I was in Washington, D.C., on Tuesday for the first time since 1966 when I visited there as part of a school trip enroute to Columbia University in New York City for a high school yearbook staff convention. What a change!
In 1966, freedom was still being practiced in this country [USA]. The only things we worried about were death and taxes. Now, we worry about them for the wrong reasons and freedom is hiding out back somewhere or in a hole in the ground, pretty much forgotten.
When did we become a nation of chicken-livers? Sure, a bunch of religious zealots with delusions of martyrdom killed some of our folks a few years ago. It wasn't the first time and it won't be the last. Does that require us to leave the lights on at night and pull the covers up over our heads?
Don't get me wrong. It's terribly sad and outrageous that several thousand citizens died without warning because of those nutballs. Those of us who didn't have family or friends in that number can only sympathize without any real appreciation for how the survivors must feel. But should we cower as a result? Should we sacrifice our liberties in reaction [or overreaction]?
The point is Washington, D.C., is no longer free. There are police checkpoints at all approaches to the center of our capitol. Pennsylvania Avenue is blocked off from vehicular traffic around the White House. You can't tour the White House without a party of thirty people approved in advance by Congress. I didn't recognize the seat of my national government and I felt like a second-class citizen. The only thing that hasn't happened [yet] was being asked for my papers by one of hundreds of police officers from four different agencies filling the streets.
If you ask me, the nutballs won. They made us afraid to be ourselves. They are thousands of miles away and we are trembling at their memory. That state of mindless fear, of course, is being stoked regularly by the Bush administration which issues daily bulletins of things that never occur. And we put up with it. Why?
The same thinking that conjured up non-existent weapons of mass destruction as an excuse for invading Iraq is at work, here. Do you really believe you are at risk of terrorism in your daily life just because a small group got away with it once? Do you intend to live your life looking over your shoulder and expecting to be killed or wounded in a terrorist attack in your neighborhood? Granted, D.C. is a bigger target than Des Moines but if we act like frightened rabbits the rest of our lives then the nutballs are still winning.

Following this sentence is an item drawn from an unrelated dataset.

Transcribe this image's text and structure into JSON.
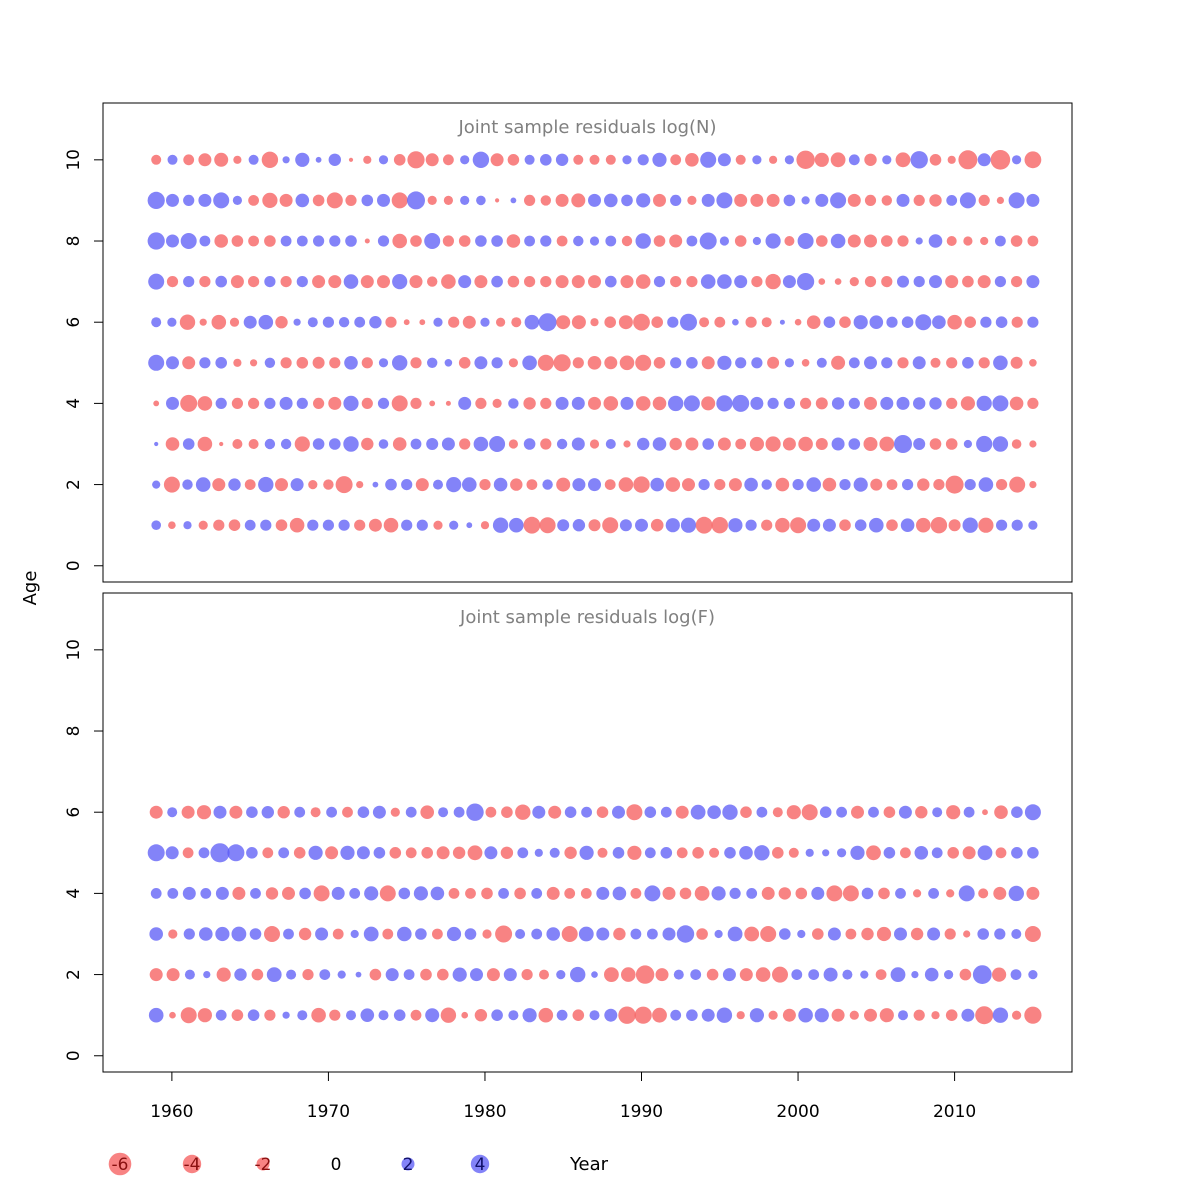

And speaking of the illusion of security, I was stopped several times while in my own truck and while riding a tour bus. I asked questions but was never questioned. Very cursory inspection was made of the outside of my vehicle but no doors were ever opened and no bags were ever checked. Once a police officer stepped up on the stair of my bus a peeked in but that was it. I was carrying a binocular case around my neck from the time I got out of my truck on level 1 of Union Station at 1300 until I got back into my truck around 1730. I wandered all over the city and could have been carrying three pounds of plastic explosive but was never challenged by all this 'security' on the streets. Fortunately, all I was carrying was binoculars and a digital camera and I wasn't a nutball but they didn't know that. The so-called Orange Alert in D.C. is a sham of feel-good posturing. If they catch anybody determined to do harm, it will be an accident.
Washington, D.C., is still standing. But you'll have to look at most of it from a distance after you've been inspected by the fake security. It's still a primitive planet.